Additionally, Bacardi will be given two years to address stringent bacteria limits and will be required to meet interim limits for bacteria during that period. Bacardi also agreed to undertake enhanced monitoring of its discharges should it have operational problems at its treatment facilities in the future.

U.S. Virgin Islands

Government of Virgin Islands

In 2008, the government of the U.S. Virgin Islands entered into a settlement agreement with EPA to come into compliance with hazardous waste regulations and to set up facilities where the public can bring household hazardous waste. EPA had cited the Virgin Islands for improperly handling used computers that contained lead and spent mercury-containing fluorescent light bulbs at many facilities throughout its three islands.

In April 2005, EPA conducted inspections at two locations in the Virgin Islands and found a number of potential violations of the federal hazardous waste law, the Resource Conservation and Recovery Act. After the inspections, EPA requested that the Virgin Islands government describe and document its practices at other facilities where light bulbs and computer components were thrown away. The government’s response indicated widespread violations of hazardous waste requirements. Before the inspections, the Virgin Islands government discarded light bulbs and computers with regular trash without determining whether these wastes were hazardous and without taking steps to prevent releases of hazardous contents such as mercury and lead.
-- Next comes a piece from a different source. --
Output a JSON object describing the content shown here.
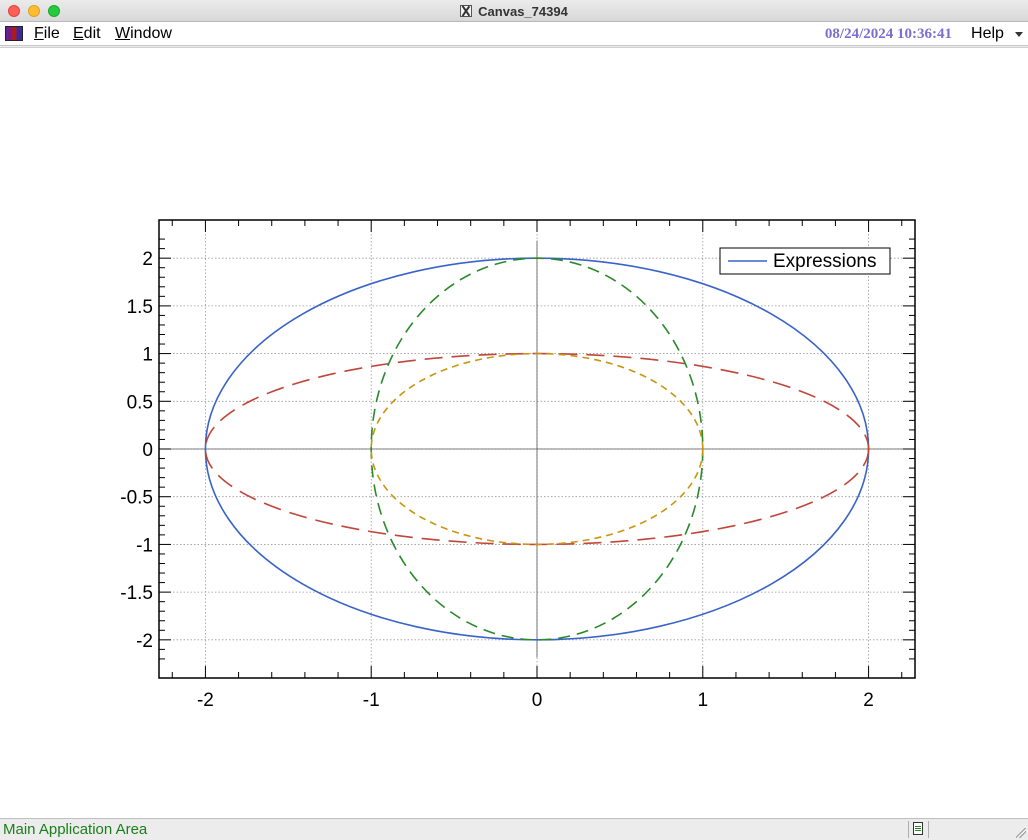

The Virgin Islands government was fined $37,195, and agreed to spend at least $150,000 to develop and implement a campaign to raise public awareness of proper household waste management and disposal practices. Under this supplemental environmental project, the Virgin Islands government will construct and operate several hazardous waste collection centers, purchase two collection trucks and four storage sheds and advertise the program.

The government will operate and maintain the collection centers for at least two years and arrange for appropriate off-island disposal or treatment of the collected hazardous waste.